O cenário macroeconômico restritivo, com encarecimento do crédito e diminuição do poder de compra dos brasileiros, tem levado a um menor consumo, especialmente de bens não essenciais comercializados pela Natura. Além disso, questões internas da empresa, como a definição em relação ao destino da Avon, têm afetado a confiança do mercado.
A venda da Avon CARD e o anúncio do acordo vinculante para a venda da Avon International exceto Rússia deverão reduzir incertezas em relação aos números futuros da companhia, que vinham sendo impactados negativamente pela retração da operação da Avon nos últimos anos. A integração das marcas Natura e Avon ainda está em andamento, sobretudo no México e na Argentina, enfrentando desafios como hiperinflação e transição da revista em papel para digital.

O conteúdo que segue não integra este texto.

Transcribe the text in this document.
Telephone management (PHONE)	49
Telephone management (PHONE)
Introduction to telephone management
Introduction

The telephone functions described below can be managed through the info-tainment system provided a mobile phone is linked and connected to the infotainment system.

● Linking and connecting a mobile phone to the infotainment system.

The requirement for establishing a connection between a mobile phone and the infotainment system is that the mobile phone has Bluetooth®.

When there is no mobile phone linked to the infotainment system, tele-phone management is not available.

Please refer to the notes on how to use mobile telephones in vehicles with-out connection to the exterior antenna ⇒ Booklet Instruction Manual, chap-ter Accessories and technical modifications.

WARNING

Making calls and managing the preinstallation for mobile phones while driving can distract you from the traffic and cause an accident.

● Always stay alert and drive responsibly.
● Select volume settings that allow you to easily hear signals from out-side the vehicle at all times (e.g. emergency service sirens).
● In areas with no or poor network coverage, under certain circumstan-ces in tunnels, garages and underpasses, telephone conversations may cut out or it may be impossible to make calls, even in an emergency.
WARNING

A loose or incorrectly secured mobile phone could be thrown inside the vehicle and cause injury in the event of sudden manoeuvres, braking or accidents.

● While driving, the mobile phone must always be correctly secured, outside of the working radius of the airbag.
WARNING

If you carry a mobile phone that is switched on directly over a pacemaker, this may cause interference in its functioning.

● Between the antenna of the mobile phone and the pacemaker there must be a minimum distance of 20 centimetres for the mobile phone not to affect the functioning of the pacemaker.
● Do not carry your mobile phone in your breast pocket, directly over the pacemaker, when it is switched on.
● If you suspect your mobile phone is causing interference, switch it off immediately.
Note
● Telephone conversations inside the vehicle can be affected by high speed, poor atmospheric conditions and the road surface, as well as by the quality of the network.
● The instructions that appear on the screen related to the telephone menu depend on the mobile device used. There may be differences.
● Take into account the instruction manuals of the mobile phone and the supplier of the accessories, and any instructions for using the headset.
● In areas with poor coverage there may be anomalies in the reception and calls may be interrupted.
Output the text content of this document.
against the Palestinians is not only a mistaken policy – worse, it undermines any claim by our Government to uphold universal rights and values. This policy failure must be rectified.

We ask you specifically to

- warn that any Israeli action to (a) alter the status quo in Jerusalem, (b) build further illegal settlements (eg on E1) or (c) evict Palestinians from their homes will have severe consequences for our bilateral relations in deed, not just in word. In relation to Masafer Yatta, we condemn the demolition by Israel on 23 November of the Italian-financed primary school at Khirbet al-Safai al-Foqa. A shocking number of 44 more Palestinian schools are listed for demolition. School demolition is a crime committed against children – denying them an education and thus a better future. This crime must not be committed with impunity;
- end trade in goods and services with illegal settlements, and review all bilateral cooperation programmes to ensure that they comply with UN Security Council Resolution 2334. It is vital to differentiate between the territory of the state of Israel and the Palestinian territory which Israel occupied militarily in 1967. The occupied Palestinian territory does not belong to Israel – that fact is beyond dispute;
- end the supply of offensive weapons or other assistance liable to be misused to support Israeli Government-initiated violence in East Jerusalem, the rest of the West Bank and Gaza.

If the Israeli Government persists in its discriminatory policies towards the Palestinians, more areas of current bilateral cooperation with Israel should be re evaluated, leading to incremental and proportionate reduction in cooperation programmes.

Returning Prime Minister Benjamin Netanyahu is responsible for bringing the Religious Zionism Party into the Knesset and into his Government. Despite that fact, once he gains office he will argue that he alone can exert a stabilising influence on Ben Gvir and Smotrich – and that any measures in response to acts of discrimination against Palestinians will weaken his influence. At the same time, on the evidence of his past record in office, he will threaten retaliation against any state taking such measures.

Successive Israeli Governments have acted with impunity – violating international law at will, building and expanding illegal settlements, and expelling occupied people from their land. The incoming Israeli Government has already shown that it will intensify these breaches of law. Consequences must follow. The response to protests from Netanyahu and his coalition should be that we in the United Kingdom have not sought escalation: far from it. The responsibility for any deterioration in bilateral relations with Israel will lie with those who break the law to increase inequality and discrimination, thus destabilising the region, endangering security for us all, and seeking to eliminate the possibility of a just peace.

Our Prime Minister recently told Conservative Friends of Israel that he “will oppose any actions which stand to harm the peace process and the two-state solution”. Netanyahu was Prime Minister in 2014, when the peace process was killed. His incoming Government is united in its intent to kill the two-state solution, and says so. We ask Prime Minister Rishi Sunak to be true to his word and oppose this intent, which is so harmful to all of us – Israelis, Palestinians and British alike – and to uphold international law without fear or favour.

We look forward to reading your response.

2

O canal de vendas diretas, responsável por cerca de 25% do mercado, vem perdendo relevância diante da expansão do varejo físico e do comércio eletrônico. Embora a Natura esteja buscando diversificar os canais de venda, o movimento ainda é gradual. O Morgan Stanley ressaltou que a receita caiu 13% e o Ebitda ajustado recuou 33% no último trimestre, levando o banco a revisar para baixo as projeções para 2026 e 2027.
Apesar dos desafios, o Morgan e o BB Investimentos mantêm recomendação neutra para as ações da Natura, com perspectiva de um cenário desafiador nos próximos meses. A melhora nos dados macroeconômicos é esperada apenas a partir do primeiro trimestre de 2026, conforme aguardam a redução da taxa de juros no Brasil. Dos 11 analistas que cobrem o papel, apenas 3 recomendam compra, enquanto 8 mantêm recomendação neutra.